Colgó y pensó. ¿Por dónde iba?.Ah sí, estaba viendo el orden de salida y las comprobaciones
de no colisión.
-Buenos días señor comandante -dijo una voz empalagosa a su ladoFlin se volvió cabreado y se topo con Tony Ro. De 1,7 de altura, cara chupada y menos masa
corporal que un mosquito allí estaba, justo donde él había prohibido que entrase.
-¿Qué hace usted aquí? el personal civil no puede estar en una nave durante el despegue.
Tony sonrió y hablando lentamente dijo:
-Pero el caso es que yo tengo una autorización de su superior -dijo destacando esta última
palabra- que puedo grabar mi reportaje en moverme libremente por toda la flota.
Flin cogió el papel y le echó un vistazo. Levantó un poco la vista y vió que aunque todos
seguían en su trabajo todos estaban callados escuchando su reacción. Y el papel que estaba
leyendo de verdad lo autorizaba, pero eso quería decir que podría estar en la cabina
escuchando y viendo los códigos secretos de desactivación de escudos que allí se decían.
-Mire, esto es muy fácil. En esta cabina, hasta que abandonemos el cinturón de protección y la
base se van a decir códigos secretos de paso y desactivación. Y tu no puedes estar aquí
grabándolos y escuchándolos. Así de fácil.
-Pues por lo visto, sí que puedo. (Tony Ro se acercó a su oído para que nadie más lo
escuchara) El general es muy bien amigo mío, y su superior. ¿Quiere seguir jugando?

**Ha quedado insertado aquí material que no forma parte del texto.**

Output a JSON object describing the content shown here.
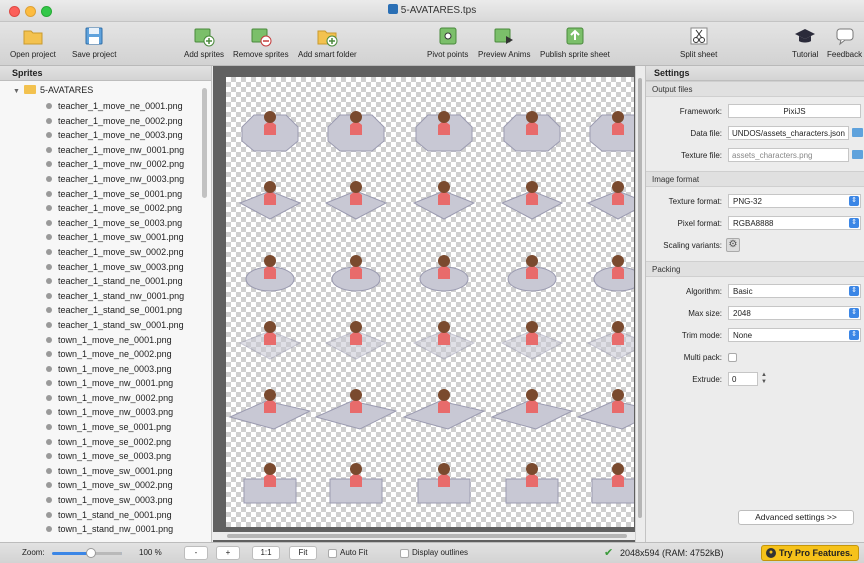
{
  "window": {
    "title": "5-AVATARES.tps"
  },
  "toolbar": {
    "open_project": "Open project",
    "save_project": "Save project",
    "add_sprites": "Add sprites",
    "remove_sprites": "Remove sprites",
    "add_smart_folder": "Add smart folder",
    "pivot_points": "Pivot points",
    "preview_anims": "Preview Anims",
    "publish_sprite_sheet": "Publish sprite sheet",
    "split_sheet": "Split sheet",
    "tutorial": "Tutorial",
    "feedback": "Feedback"
  },
  "sprites": {
    "heading": "Sprites",
    "root_folder": "5-AVATARES",
    "items": [
      "teacher_1_move_ne_0001.png",
      "teacher_1_move_ne_0002.png",
      "teacher_1_move_ne_0003.png",
      "teacher_1_move_nw_0001.png",
      "teacher_1_move_nw_0002.png",
      "teacher_1_move_nw_0003.png",
      "teacher_1_move_se_0001.png",
      "teacher_1_move_se_0002.png",
      "teacher_1_move_se_0003.png",
      "teacher_1_move_sw_0001.png",
      "teacher_1_move_sw_0002.png",
      "teacher_1_move_sw_0003.png",
      "teacher_1_stand_ne_0001.png",
      "teacher_1_stand_nw_0001.png",
      "teacher_1_stand_se_0001.png",
      "teacher_1_stand_sw_0001.png",
      "town_1_move_ne_0001.png",
      "town_1_move_ne_0002.png",
      "town_1_move_ne_0003.png",
      "town_1_move_nw_0001.png",
      "town_1_move_nw_0002.png",
      "town_1_move_nw_0003.png",
      "town_1_move_se_0001.png",
      "town_1_move_se_0002.png",
      "town_1_move_se_0003.png",
      "town_1_move_sw_0001.png",
      "town_1_move_sw_0002.png",
      "town_1_move_sw_0003.png",
      "town_1_stand_ne_0001.png",
      "town_1_stand_nw_0001.png"
    ]
  },
  "settings": {
    "heading": "Settings",
    "output_files": {
      "heading": "Output files",
      "framework_label": "Framework:",
      "framework_value": "PixiJS",
      "data_file_label": "Data file:",
      "data_file_value": "UNDOS/assets_characters.json",
      "texture_file_label": "Texture file:",
      "texture_file_value": "assets_characters.png"
    },
    "image_format": {
      "heading": "Image format",
      "texture_format_label": "Texture format:",
      "texture_format_value": "PNG-32",
      "pixel_format_label": "Pixel format:",
      "pixel_format_value": "RGBA8888",
      "scaling_variants_label": "Scaling variants:"
    },
    "packing": {
      "heading": "Packing",
      "algorithm_label": "Algorithm:",
      "algorithm_value": "Basic",
      "max_size_label": "Max size:",
      "max_size_value": "2048",
      "trim_mode_label": "Trim mode:",
      "trim_mode_value": "None",
      "multi_pack_label": "Multi pack:",
      "extrude_label": "Extrude:",
      "extrude_value": "0"
    },
    "advanced_button": "Advanced settings >>"
  },
  "bottombar": {
    "zoom_label": "Zoom:",
    "zoom_value": "100 %",
    "zoom_fraction": 0.55,
    "minus": "-",
    "plus": "+",
    "one_to_one": "1:1",
    "fit": "Fit",
    "auto_fit": "Auto Fit",
    "display_outlines": "Display outlines",
    "status": "2048x594 (RAM: 4752kB)",
    "pro_button": "Try Pro Features."
  },
  "canvas": {
    "rows": [
      {
        "type": "octagon-table",
        "count": 5
      },
      {
        "type": "desk-corner",
        "count": 5
      },
      {
        "type": "round-table",
        "count": 5
      },
      {
        "type": "ghost-desk",
        "count": 5
      },
      {
        "type": "long-desk",
        "count": 5
      },
      {
        "type": "box-desk",
        "count": 5
      }
    ],
    "colors": {
      "skin": "#7a4a2e",
      "shirt": "#e86b6b",
      "furniture": "#c8c8d4",
      "furniture_dark": "#9b9bb0"
    }
  }
}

-Sargento de guardia-gritó Flin, y el sargento de guardia de defensa se cuadró ante el-saque
ahora mismo a este civil de la cabina de mando y asegúrese de que se pone en el sitio que le
corresponde, es decir, dentro de la zona civil.

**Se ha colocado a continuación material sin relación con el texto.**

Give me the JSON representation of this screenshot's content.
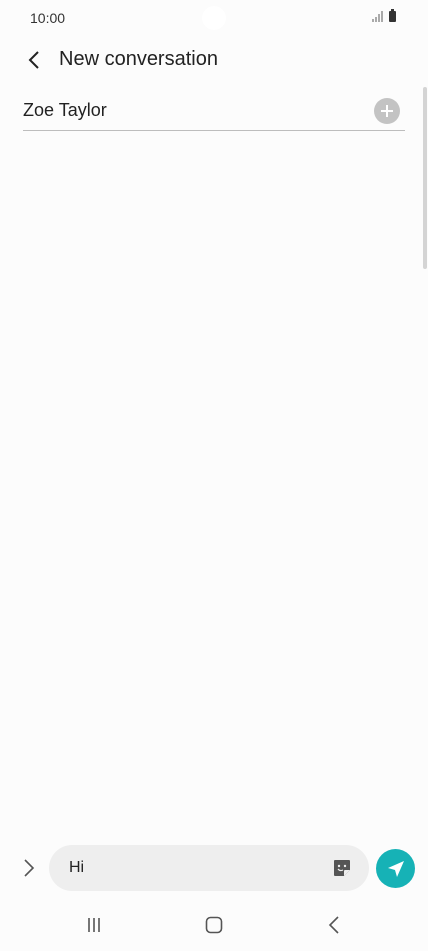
{
  "status_bar": {
    "time": "10:00",
    "icons": [
      "signal-icon",
      "battery-icon"
    ]
  },
  "header": {
    "back_icon": "chevron-left-icon",
    "title": "New conversation"
  },
  "recipient": {
    "name": "Zoe Taylor",
    "add_icon": "plus-circle-icon"
  },
  "composer": {
    "expand_icon": "chevron-right-icon",
    "message": "Hi",
    "sticker_icon": "sticker-icon",
    "send_icon": "send-icon",
    "send_color": "#16b2b6"
  },
  "nav_bar": {
    "icons": [
      "recents-icon",
      "home-icon",
      "back-icon"
    ]
  }
}
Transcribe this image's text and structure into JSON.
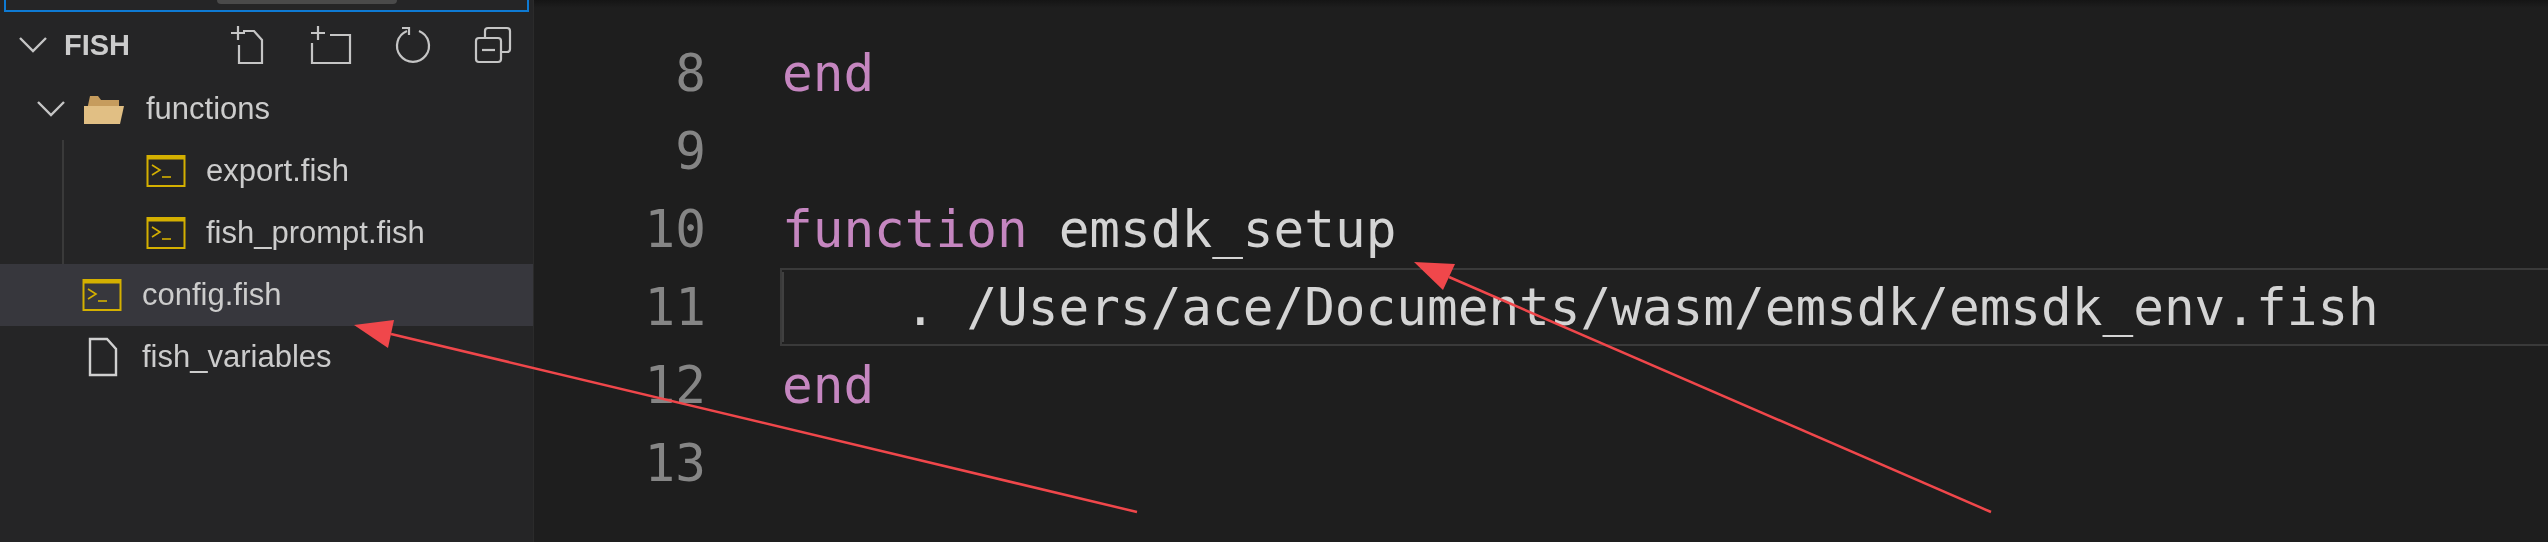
{
  "explorer": {
    "title": "FISH",
    "expanded": true,
    "tree": [
      {
        "name": "functions",
        "kind": "folder",
        "expanded": true,
        "selected": false,
        "children": [
          {
            "name": "export.fish",
            "kind": "fish",
            "selected": false
          },
          {
            "name": "fish_prompt.fish",
            "kind": "fish",
            "selected": false
          }
        ]
      },
      {
        "name": "config.fish",
        "kind": "fish",
        "selected": true
      },
      {
        "name": "fish_variables",
        "kind": "file",
        "selected": false
      }
    ]
  },
  "editor": {
    "lines": [
      {
        "number": "8",
        "current": false,
        "indented": false,
        "tokens": [
          {
            "text": "end",
            "kind": "keyword"
          }
        ]
      },
      {
        "number": "9",
        "current": false,
        "indented": false
      },
      {
        "number": "10",
        "current": false,
        "indented": false,
        "tokens": [
          {
            "text": "function",
            "kind": "keyword"
          },
          {
            "text": "emsdk_setup",
            "kind": "plain"
          }
        ]
      },
      {
        "number": "11",
        "current": true,
        "indented": true,
        "tokens": [
          {
            "text": ". /Users/ace/Documents/wasm/emsdk/emsdk_env.fish",
            "kind": "plain"
          }
        ]
      },
      {
        "number": "12",
        "current": false,
        "indented": false,
        "tokens": [
          {
            "text": "end",
            "kind": "keyword"
          }
        ]
      },
      {
        "number": "13",
        "current": false,
        "indented": false
      }
    ]
  }
}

-Le prohíbo que acate esa orden. Tengo aquí una carta firmada de un superior que puedo estar
aquí. Si acata esa orden estará cometiendo traición.
El sargento se quedó quieto mirando a Tony Ro y a Flin, decidiendo que hacer. Flin maldijo,
según ese papel era cierto, podía estar allí. Y en ese momento no podía hacer nada.
-Anule la orden sargento. Tony, puedes quedarte aquí un rato, pero no puedes hablar con
nadie. Ahora están todos concentrados en que no estrellemos la puta nave contra nada. ¿De
acuerdo?
Tony Ro sonrió muy satisfecho de sí mismo porque había demostrado que el mandaba más
que el comandante de flota-Si, comandante.
Flin, intentando concentrarse siguió. Así que el general era buen amigo de Tony Ro. Ahora lo
descubriría.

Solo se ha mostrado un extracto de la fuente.